3. In the middle of the New Welfare Island development is the harbor, carved out of the rock to receive floating structures such as boats—in this case Norman Bel Geddes’ “special streamlined yacht” (1932).
4. South of the harbor is a park with a “Chinese” swimming pool in the form of a square, part of which is carved out of the island, while the complementary part is built out on the river. The original coastline has become three-dimensional—an aluminum Chinese bridge that follows in plan the line of the natural coastline. Two revolving doors at either end lead to locker rooms inside the two halves of the bridge (one for men, the other for women). Undressed, the sexes emerge from the middle of the bridge, from where they can swim to the recessed beach.

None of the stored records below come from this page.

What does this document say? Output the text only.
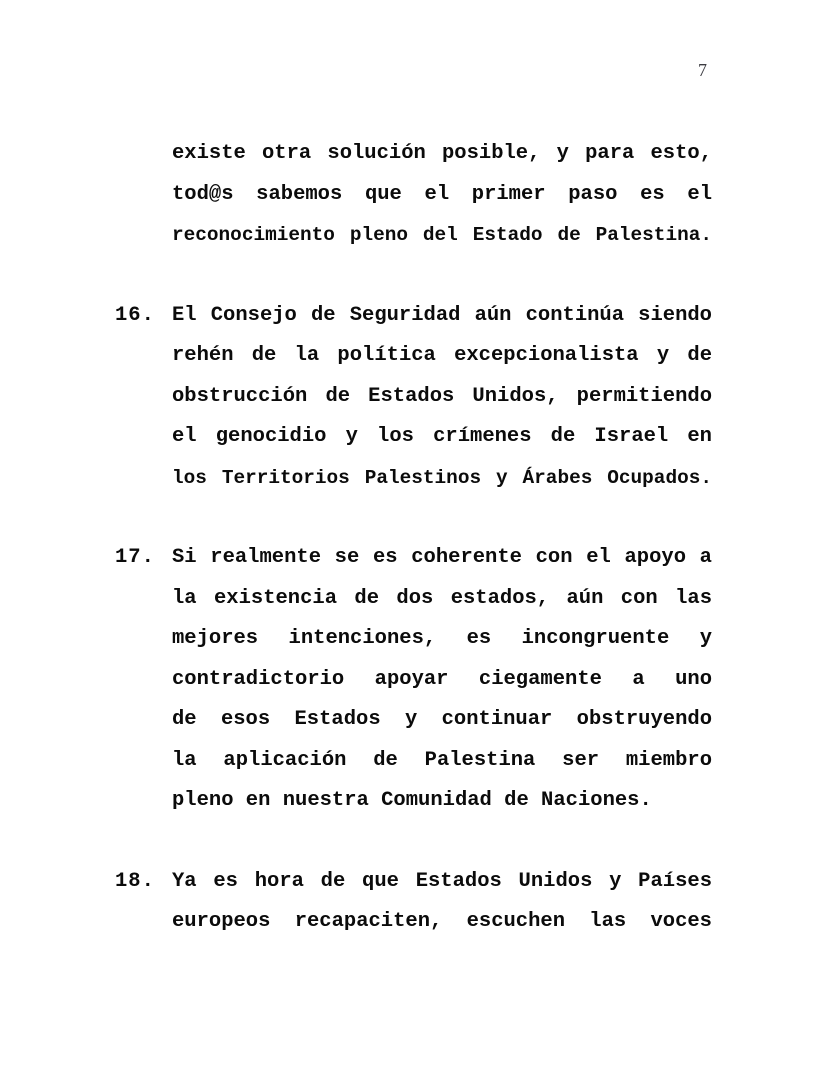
7
existe otra solución posible, y para esto,
tod@s sabemos que el primer paso es el
reconocimiento pleno del Estado de Palestina.
16. El Consejo de Seguridad aún continúa siendo
rehén de la política excepcionalista y de
obstrucción de Estados Unidos, permitiendo
el genocidio y los crímenes de Israel en
los Territorios Palestinos y Árabes Ocupados.
17. Si realmente se es coherente con el apoyo a
la existencia de dos estados, aún con las
mejores intenciones, es incongruente y
contradictorio apoyar ciegamente a uno
de esos Estados y continuar obstruyendo
la aplicación de Palestina ser miembro
pleno en nuestra Comunidad de Naciones.
18. Ya es hora de que Estados Unidos y Países
europeos recapaciten, escuchen las voces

5. The tip of the island is occupied by Welfare Palace Hotel and a semicircular plaza.
6.The travelator continues on the water to a point just south of 42nd Street. Along its way, it passes a small island opposite the United Nations Building, to which the Counter-UN has been attached: a slab that repeats the silhouette of the original, with an attached auditorium. The open space of this small island serves the recreational needs of the office workers of this Counter-UN.